DESCRIPTION (provided by applicant): The applicant is a physician scientist who has completed a neurology residency and a clinical epilepsy fellowship and is a recently appointed tenure-track Assistant Professor in the Vanderbilt University Neurology Department. The five year support from a Mentored Career Development Award (K08) would be used by the applicant to become established as an independent investigator working as a synaptic physiologist with the goal of understanding molecular mechanisms of epileptogenesis and neurodegeneration. This proposal focuses on understanding the role of the ubiquitin proteasome system (UPS) in regulating glutamatergic synaptic transmission, using the Drosophila neuromuscular junction (NMJ) and cultured hippocampal neurons as model synaptic systems. The covalent addition of the small protein, ubiquitin, targets proteins for intracellular trafficking and degradation by the proteasome. Recently, the UPS has been demonstrated to function locally at the synapse and regulate synaptic plasticity, but the mechanistic details about the specific ubiquitin ligases, protein targets, and the time scale over which the regulation occurs have just begun to be addressed. Preliminary data from the Drosophila NMJ suggests that the UPS regulates the abundance of the key postsynaptic density organizing protein, discs large, and also regulates a retrograde signaling pathway important for maintaining homeostatic synaptic plasticity. Understanding the mechanisms of UPS regulation of these fundamental synaptic pathways will likely have widespread implications for understanding the physiological changes in synaptic strength that occur during learning and memory as well as pathological changes that occur in epilepsy and neurodegenerative diseases. The proposed research will be performed under the guidance of Dr. Kendal Broadie, Stevenson Professor of Neurobiology, and Dr. Robert Macdonald, Chair of the Vanderbilt Neurology Department, who has a distinguished record of training physician scientists investigating basic mechanisms of epilepsy. Understanding the mechanisms of long-term synaptic changes that occur in epilepsy and neurodegenerative diseases is fundamental to developing new and better treatments for these diseases. Given the large complement of UPS regulatory proteins encoded in the genome, identifying specific synaptic UPS pathways offers the hope of developing targeted interventions for prevention and treatment of these diseases.

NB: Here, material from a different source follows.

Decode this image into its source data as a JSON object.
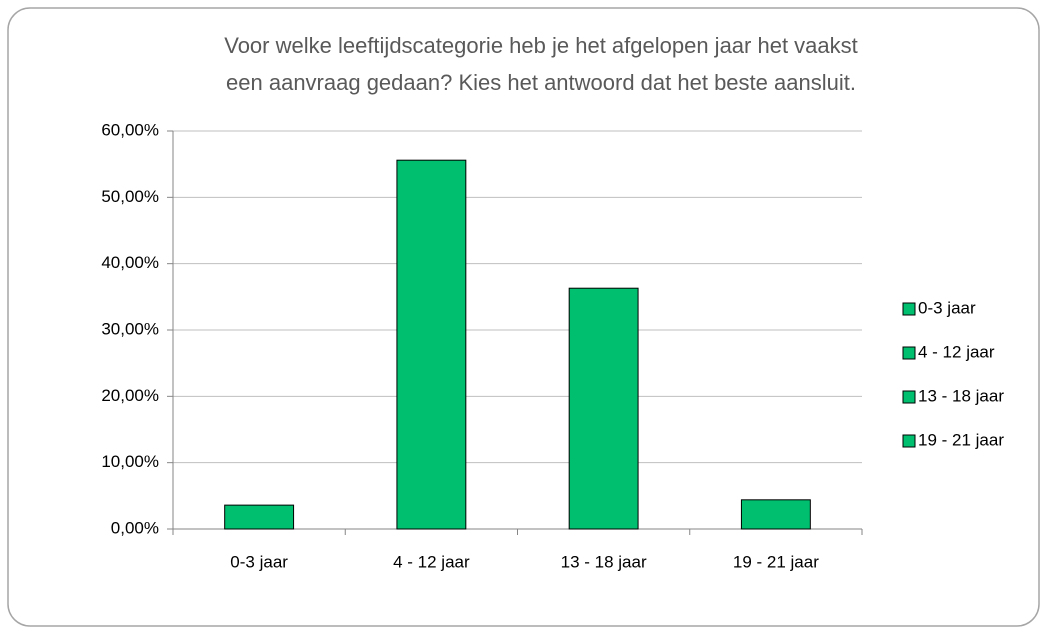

描述（由申请人提供）：申请人是一名医生科学家，已完成神经病学住院医师和临床癫痫奖学金，最近被任命为范德比尔特大学神经病学系的终身助理教授。来自辅导职业发展奖（K08）的五年支持将被申请人用来成为一名独立的研究者，作为一名突触生理学家，以了解癫痫发生和神经退行性变的分子机制为目标。本研究以果蝇神经肌肉接头（NMJ）和培养的海马神经元为模型突触系统，探讨泛素蛋白酶体系统（UPS）在调节神经元能突触传递中的作用。共价添加的小蛋白，泛素，靶向蛋白质的细胞内运输和降解的蛋白酶体。最近，UPS已被证明在突触局部发挥作用，并调节突触可塑性，但有关特定的泛素连接酶，蛋白质靶点和调节发生的时间尺度的机制细节刚刚开始得到解决。来自果蝇NMJ的初步数据表明，UPS调节关键突触后密度组织蛋白的丰度，盘大，并且还调节对维持稳态突触可塑性重要的逆行信号通路。了解这些基本突触通路的UPS调节机制可能对理解学习和记忆过程中发生的突触强度的生理变化以及癫痫和神经退行性疾病中发生的病理变化具有广泛的意义。拟议的研究将在史蒂文森神经生物学教授肯达尔布罗迪博士和范德比尔特神经病学系主任罗伯特麦克唐纳博士的指导下进行，他在培训医生科学家研究癫痫的基本机制方面有着杰出的记录。了解癫痫和神经退行性疾病中发生的长期突触变化的机制对于开发这些疾病的新的和更好的治疗方法至关重要。鉴于基因组中编码的UPS调节蛋白的大量补充，识别特定的突触UPS通路为开发预防和治疗这些疾病的靶向干预提供了希望。